Pregabalin 300 or 600 mg/day significantly reduces pain in painful diabetic peripheral neuropathy versus placebo

INTRODUCTION: Diabetic neuropathy, the most common long-term complication of diabetes, frequently presents as painful diabetic peripheral neuropathy (pDPN), significantly impairing patients' quality of life.

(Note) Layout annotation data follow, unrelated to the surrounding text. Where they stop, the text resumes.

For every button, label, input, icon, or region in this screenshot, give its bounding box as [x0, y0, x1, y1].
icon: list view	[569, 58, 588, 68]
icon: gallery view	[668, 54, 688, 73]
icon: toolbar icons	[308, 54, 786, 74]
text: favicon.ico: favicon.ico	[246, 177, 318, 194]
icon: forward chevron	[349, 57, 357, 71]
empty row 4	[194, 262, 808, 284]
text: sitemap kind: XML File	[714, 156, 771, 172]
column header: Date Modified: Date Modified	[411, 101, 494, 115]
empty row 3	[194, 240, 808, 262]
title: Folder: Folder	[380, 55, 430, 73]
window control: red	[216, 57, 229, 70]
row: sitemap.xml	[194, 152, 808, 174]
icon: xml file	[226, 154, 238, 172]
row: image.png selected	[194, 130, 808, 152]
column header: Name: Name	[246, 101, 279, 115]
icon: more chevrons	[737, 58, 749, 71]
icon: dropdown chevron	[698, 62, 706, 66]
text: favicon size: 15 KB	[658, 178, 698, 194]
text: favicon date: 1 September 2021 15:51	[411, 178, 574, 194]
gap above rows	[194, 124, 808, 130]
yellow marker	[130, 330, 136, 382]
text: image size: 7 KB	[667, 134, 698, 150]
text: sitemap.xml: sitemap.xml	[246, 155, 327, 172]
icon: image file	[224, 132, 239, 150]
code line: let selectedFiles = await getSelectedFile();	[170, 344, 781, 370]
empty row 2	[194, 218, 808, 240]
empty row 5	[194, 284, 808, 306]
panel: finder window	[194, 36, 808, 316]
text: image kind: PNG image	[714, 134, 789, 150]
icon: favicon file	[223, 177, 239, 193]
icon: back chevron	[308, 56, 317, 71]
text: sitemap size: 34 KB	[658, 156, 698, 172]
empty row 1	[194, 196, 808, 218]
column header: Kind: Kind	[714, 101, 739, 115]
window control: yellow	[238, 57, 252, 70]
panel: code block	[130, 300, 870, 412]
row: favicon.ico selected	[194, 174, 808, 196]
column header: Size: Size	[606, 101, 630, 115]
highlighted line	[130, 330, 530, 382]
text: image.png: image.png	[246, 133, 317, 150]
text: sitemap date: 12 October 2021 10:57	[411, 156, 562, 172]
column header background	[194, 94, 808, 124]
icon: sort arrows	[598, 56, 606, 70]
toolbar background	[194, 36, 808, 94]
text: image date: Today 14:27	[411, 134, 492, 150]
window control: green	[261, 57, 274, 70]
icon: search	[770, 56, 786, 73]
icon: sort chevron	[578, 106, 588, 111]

Pregabalin is an established treatment for pDPN, but optimal dosing and the influence of glycemic control on efficacy remain uncertain. AIMS: To evaluate (1) the efficacy of different pregabalin doses for pDPN, and (2) the impact of baseline glycemic control, measured by glycosylated hemoglobin levels (HbA1c), on pregabalin's efficacy in reducing pain score. METHODS: Data from three randomized, double-blind, placebo-controlled trials involving 729 pDPN patients were pooled. Of these, 477 received pregabalin (75, 150, 300, or 600 mg/day) and 252 received placebo over 5-8 weeks. Pain scores were recorded at baseline, weekly, and at the endpoint. Patients were stratified by HbA1c: ≤8% (n = 377) and >8% (n = 346). Analysis of covariance (ancova) assessed changes in endpoint pain scores; MMRM evaluated changes over time. RESULTS: Pregabalin 300 mg/day and 600 mg/day significantly reduced mean pain scores versus placebo (P < 0.0001), while 75 mg/day and 150 mg/day did not. In HbA1c subgroups, pregabalin maintained efficacy at 300 mg/day and 600 mg/day regardless of baseline glycemic control. Among patients with HbA1c ≤8%, pain reductions versus placebo were -1.69 and -1.71 for the 300 mg/day and 600 mg/day groups, respectively (P < 0.0001). In patients with HbA1c >8%, reductions were -1.04 and -1.09 (P ≤ 0.001), demonstrating efficacy independent of glycemic control. CONCLUSIONS: Pregabalin at 300 and 600 mg/day provides significant pain relief in pDPN, regardless of HbA1c levels, supporting dose optimization to achieve maximal benefit.